Elle est en terminale quand Jean-Marie Le Pen se qualifie pour le second tour de la présidentielle 2002. «On a fait toutes les manifs de l’entre-deux-tours», se remémore la digne fille de son père, qui faisait «le coup-de-poing contre le GUD à Tolbiac» dans les années 70. Pendant ses années à l’UEJF, elle s’occupe d’organiser le spectacle Rire contre le racisme, en coprod avec SOS Racisme. Remplir le Zénith quand on a 20 ans, sacré défi. L’entrepreneuse kiffe Israël, sa mentalité «à l’américaine», son côté «sky is the limit».
Lors de la dernière présidentielle, elle signe un texte au vitriol contre Eric Zemmour dans Tribune juive : «Pas une voix juive pour les fachos». Exhorte «les enfants, petits-enfants, arrière-petits-enfants d’immigrés que nous sommes» à ne pas se laisser «berner» par le candidat d’extrême droite, partisan de la remigration. «Les Arabes à la mer ! C’est donc cette promesse qui nous autoriserait à balayer d’un revers de la main la devise républicaine ?» Elle en profite pour rappeler «d’où» elle parle : «Mon grand-père paternel a été déporté à Bergen-Belsen alors que son père faisait partie des poilus de 14-18. Désolée, Zemmour, mais la France de Pétain n’a pas protégé ses Juifs.»

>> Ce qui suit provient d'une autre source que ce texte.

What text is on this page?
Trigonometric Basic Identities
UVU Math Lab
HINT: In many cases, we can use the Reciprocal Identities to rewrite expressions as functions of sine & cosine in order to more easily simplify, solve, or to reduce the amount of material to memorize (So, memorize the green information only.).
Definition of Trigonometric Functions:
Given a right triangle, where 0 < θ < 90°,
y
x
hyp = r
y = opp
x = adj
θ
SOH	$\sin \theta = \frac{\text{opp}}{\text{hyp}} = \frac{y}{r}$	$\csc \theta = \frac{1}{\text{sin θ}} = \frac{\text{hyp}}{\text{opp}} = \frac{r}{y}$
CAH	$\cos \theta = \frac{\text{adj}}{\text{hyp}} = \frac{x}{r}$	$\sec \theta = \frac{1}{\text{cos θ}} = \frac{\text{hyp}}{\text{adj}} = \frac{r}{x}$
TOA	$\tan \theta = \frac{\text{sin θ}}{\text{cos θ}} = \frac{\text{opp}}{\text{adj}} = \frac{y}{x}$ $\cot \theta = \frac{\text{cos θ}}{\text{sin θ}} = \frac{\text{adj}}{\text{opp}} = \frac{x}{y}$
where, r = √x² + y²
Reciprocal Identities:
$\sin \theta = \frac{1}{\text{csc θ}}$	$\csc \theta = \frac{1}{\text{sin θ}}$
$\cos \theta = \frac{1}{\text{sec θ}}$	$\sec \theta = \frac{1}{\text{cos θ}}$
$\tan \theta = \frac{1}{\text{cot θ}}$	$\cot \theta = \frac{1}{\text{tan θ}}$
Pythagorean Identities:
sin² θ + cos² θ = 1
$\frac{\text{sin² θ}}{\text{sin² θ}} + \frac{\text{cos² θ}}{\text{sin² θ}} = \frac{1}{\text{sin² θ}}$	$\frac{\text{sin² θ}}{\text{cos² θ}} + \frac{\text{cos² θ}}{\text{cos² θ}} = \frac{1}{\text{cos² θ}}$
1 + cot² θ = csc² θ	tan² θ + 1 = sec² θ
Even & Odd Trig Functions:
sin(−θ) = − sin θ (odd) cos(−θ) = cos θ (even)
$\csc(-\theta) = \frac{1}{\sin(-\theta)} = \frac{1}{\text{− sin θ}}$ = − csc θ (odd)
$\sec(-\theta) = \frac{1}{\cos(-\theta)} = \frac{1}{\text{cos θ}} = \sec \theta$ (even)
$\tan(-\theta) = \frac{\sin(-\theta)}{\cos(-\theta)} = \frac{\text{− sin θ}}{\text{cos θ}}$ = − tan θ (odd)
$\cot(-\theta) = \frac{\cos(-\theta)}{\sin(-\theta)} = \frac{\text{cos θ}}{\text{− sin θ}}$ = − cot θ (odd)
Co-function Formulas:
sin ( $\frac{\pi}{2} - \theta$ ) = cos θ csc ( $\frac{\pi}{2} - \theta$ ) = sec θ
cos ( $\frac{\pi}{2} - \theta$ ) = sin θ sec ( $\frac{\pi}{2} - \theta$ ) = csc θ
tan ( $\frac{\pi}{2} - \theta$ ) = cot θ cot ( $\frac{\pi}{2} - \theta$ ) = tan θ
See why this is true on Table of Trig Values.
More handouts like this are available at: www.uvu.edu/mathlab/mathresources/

De là son sentiment de trahison après l’attaque du Hamas. «Mes premiers posts Insta, c’était pour dire : “Ils sont où les potes?” Le pire, c’est que si Marine Le Pen passe en 2027, on sera les premiers à être dans la rue.» Pas évident, malgré deux heures d’entretien et deux semaines d’échanges par WhatsApp, de percer l’armure. Y a-t-il tout de même quelque chose qui lui fasse peur ? «La solitude.»